The NCAA is here to once again ruin all fun. The Bylaw Blog's John Infante tweeted out an NCAA Football Rules Committee April bulletin confirming that, among other things, the NCAA has banned Twitter hashtags and URLs on college football fields.
Let's dissect each rule change. First:
1. Except as noted herein, there may be no advertising on the field, which includes the end zones and sideline areas (Rule 1-2-1-h). Only these items are allowed:
-- NCAA logo
-- Conference logo
-- College/university name and logo
-- Team name and logo
-- Name of the commercial entity with purchased naming rights to the facility in no more than two locations (Note: the entity's commercial logo is not allowed.)
-- Postseason game: Name/commercial logo of only the title sponsor associated with the name of the postseason game. There may be a maximum of three such advertisements: a single advertisement centered on the 50-yard line and no more than two smaller flanking advertisements. These advertisements must adhere to paragraph 2 below. No other advertisements, either by the title sponsor or by any other commercial entity, may be on the field.
All other items, including social media designations such as URL's and hashtags, are prohibited."

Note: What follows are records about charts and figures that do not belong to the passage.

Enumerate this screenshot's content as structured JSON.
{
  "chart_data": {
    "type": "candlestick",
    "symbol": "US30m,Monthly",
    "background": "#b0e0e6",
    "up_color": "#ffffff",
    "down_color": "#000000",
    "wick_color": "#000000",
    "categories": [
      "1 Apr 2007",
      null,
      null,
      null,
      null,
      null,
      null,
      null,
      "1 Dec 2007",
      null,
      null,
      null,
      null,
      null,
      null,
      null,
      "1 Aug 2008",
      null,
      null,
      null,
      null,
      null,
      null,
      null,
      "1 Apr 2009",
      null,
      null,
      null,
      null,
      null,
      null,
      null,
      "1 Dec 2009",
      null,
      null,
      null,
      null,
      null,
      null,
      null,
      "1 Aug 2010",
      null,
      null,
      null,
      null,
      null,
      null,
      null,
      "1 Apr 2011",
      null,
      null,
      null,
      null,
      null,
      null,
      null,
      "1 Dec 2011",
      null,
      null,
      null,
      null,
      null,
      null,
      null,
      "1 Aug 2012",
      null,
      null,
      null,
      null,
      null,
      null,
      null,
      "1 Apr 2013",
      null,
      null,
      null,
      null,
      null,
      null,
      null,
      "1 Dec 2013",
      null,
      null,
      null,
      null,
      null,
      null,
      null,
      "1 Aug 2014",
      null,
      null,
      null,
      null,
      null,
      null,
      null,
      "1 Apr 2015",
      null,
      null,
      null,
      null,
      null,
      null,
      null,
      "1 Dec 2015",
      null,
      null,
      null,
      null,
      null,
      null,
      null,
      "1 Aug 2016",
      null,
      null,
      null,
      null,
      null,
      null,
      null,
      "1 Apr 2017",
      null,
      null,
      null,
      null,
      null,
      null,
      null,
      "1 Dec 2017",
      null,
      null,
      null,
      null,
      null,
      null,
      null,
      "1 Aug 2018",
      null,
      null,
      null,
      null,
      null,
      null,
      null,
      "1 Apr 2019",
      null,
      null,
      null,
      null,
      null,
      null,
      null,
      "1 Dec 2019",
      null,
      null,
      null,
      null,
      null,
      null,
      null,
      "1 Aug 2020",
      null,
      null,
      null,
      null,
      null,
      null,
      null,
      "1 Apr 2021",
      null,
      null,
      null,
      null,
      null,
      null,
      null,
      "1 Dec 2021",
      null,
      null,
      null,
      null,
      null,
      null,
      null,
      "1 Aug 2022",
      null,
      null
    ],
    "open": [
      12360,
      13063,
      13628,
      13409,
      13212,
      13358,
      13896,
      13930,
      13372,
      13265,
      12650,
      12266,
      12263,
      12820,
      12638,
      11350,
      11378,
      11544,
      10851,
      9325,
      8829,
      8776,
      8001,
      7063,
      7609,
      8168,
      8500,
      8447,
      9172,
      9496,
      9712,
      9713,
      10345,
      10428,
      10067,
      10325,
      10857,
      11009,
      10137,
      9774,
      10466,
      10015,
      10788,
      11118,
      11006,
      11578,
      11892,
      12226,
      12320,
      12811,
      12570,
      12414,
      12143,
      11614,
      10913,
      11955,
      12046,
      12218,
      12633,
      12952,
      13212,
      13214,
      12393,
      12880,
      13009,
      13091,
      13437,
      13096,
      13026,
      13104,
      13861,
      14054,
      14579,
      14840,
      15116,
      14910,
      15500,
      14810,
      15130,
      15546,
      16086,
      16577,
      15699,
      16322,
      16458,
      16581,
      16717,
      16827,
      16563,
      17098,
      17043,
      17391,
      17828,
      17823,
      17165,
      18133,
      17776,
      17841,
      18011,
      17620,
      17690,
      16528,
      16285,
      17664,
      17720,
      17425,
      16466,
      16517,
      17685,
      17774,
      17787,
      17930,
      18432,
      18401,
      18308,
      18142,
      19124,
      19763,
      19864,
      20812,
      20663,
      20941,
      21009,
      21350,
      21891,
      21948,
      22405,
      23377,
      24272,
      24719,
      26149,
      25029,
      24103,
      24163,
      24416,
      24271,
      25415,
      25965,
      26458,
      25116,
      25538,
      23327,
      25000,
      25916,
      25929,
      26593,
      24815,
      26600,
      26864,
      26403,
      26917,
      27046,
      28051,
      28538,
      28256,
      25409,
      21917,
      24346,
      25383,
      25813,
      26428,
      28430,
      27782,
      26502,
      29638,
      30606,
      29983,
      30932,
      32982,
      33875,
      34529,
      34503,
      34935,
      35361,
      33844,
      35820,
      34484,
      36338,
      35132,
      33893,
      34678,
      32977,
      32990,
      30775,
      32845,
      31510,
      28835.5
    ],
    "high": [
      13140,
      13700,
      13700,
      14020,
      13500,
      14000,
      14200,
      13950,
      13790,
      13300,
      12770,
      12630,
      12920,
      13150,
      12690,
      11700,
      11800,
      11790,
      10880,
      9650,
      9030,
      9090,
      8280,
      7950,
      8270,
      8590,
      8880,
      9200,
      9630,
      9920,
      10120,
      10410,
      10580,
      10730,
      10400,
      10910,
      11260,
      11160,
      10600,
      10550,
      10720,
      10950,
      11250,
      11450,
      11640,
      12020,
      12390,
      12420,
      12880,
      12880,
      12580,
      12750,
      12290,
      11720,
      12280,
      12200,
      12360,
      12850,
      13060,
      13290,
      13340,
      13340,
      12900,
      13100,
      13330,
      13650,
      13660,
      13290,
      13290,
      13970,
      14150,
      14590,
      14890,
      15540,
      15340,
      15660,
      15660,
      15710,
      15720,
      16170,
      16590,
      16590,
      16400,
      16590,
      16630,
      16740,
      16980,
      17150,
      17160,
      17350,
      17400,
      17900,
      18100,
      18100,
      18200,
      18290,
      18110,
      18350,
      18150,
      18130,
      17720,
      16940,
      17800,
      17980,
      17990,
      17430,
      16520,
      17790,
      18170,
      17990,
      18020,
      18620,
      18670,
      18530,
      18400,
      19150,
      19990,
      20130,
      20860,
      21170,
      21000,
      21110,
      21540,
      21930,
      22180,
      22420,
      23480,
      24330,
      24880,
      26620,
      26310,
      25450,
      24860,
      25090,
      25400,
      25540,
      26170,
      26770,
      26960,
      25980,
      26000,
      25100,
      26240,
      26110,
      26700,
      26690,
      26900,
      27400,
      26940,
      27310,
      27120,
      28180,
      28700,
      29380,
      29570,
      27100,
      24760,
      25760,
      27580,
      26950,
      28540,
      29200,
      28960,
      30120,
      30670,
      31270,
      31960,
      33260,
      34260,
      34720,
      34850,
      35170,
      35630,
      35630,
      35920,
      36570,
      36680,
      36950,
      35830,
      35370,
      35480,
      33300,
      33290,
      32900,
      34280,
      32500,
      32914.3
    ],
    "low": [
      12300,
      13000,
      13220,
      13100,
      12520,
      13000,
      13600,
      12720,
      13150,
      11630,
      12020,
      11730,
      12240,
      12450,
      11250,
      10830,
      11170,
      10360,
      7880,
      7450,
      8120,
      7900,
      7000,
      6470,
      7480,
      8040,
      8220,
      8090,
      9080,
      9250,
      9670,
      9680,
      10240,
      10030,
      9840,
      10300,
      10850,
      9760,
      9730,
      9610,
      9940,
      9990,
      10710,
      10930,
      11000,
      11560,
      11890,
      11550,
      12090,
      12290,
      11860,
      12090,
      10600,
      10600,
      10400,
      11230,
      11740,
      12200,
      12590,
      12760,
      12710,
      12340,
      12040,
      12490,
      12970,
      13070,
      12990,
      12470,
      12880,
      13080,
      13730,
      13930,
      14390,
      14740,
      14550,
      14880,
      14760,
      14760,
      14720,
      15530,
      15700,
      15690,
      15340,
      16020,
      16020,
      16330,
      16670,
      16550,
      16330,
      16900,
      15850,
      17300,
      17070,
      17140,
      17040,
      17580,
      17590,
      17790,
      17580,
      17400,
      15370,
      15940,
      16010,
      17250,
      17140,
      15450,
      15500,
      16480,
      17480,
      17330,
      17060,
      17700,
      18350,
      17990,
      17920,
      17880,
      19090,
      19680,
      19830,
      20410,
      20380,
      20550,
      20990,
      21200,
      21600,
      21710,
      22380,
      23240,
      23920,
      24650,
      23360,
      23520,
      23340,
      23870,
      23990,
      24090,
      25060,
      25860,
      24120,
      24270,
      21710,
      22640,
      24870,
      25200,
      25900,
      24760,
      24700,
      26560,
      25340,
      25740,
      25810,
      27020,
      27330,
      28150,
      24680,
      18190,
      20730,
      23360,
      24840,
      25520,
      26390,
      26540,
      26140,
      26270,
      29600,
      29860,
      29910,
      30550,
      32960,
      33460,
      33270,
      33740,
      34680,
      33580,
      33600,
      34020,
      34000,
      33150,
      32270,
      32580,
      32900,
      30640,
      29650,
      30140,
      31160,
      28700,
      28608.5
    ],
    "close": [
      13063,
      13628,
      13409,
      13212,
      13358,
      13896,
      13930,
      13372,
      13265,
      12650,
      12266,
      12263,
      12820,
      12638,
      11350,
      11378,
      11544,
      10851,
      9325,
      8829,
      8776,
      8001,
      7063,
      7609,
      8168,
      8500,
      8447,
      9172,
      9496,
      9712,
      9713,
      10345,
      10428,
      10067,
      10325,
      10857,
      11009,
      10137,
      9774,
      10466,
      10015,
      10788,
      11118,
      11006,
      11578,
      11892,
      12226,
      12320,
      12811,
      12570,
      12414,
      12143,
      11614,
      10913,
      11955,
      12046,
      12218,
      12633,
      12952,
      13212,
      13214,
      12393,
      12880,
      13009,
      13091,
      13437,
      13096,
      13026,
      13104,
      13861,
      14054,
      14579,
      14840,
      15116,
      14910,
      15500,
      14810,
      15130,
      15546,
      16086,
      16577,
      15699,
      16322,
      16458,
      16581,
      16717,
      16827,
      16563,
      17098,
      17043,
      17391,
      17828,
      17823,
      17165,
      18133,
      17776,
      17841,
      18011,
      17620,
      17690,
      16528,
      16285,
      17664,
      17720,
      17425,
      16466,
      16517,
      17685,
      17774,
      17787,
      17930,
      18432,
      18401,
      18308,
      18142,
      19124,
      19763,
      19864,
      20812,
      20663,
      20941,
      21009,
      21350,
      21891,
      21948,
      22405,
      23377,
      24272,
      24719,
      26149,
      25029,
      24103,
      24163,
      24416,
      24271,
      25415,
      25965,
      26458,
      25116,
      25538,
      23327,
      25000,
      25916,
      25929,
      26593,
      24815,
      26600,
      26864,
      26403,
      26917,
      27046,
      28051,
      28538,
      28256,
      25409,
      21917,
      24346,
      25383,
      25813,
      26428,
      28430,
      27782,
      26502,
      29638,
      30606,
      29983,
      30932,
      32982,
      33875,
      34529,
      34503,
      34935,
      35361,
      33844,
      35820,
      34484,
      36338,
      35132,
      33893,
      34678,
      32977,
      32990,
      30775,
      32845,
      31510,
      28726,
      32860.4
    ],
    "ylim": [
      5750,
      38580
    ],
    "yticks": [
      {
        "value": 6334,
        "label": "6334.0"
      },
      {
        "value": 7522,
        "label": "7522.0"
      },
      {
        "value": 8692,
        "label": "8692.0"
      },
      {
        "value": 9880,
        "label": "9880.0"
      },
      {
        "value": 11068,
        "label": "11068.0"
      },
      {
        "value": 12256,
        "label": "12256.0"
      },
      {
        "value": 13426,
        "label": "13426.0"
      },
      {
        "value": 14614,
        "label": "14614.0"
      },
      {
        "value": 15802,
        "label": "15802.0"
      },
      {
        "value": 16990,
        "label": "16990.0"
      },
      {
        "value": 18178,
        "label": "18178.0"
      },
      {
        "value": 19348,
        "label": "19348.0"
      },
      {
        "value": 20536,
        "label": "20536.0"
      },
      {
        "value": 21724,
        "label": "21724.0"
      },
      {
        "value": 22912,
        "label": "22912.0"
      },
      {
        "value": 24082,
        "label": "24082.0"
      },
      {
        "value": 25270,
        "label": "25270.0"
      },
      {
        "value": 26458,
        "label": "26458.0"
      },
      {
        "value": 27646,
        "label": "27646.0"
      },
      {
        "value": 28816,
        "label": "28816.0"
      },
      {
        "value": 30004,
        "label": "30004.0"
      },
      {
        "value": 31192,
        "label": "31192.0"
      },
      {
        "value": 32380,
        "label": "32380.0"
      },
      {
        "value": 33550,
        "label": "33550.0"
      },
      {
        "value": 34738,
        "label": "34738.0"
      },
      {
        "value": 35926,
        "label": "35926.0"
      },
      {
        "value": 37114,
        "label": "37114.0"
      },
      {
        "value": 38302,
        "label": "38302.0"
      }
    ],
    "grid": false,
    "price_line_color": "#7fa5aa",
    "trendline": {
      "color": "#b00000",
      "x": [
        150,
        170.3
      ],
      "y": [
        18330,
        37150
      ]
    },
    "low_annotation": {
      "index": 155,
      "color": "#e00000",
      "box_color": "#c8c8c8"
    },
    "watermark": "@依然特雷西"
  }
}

Potential loophole: changing your school's official team name and/or logo to a Twitter hashtag. Boom.
So I guess the school will have to apply for an NCAA waiver to throw a #BostonStrong on the Alumni Stadium turf?
But wait, there's more:
3. New in 2013 Each pylon may bear a manufacturer's logo or trademark. Institutional logos, conference logos and the name/commercial logo of the title sponsor of postseason games are also allowed. Any such marking may not extend more than 3 inches on any side. (Rule 1-2-6)
So school's can't have any nefarious Twitter hashtags on the turf but corporate sponsors on the pylons for bowl games ... totally acceptable. The NCAA must protect those Famous Idaho Potato ads on the pylons AT ALL COSTS!
1. New in 2013 Jersey numerals must be of a color that itself is clearly in distinct contrast with the color of the jersey, irrespective of any border around the number. (Rule 1-4-4-c-3) (This rule takes effect in 2013 for FBS institutions, and in 2014 for FCS, D-II and D-III institutions.)
I'm going to go ahead and call this the Oregon rule. So to be clear, teams can wear the same color uniform as is on their home turf but they can't wear the same color uniform and numbers. Makes sense. I guess this rules out any potential Boston College maroon/maroon, white/white or gold/gold uniform numbering combos.
2. Towels must be solid white and must measure no smaller than 4" X 12" and no larger than 6" X 12." (Rule 1-4-6-a) (Size specification is new in 2013.)
Leave it to the NCAA to crack down on non-white towels the year after Spaz was fired. Typical NCAA.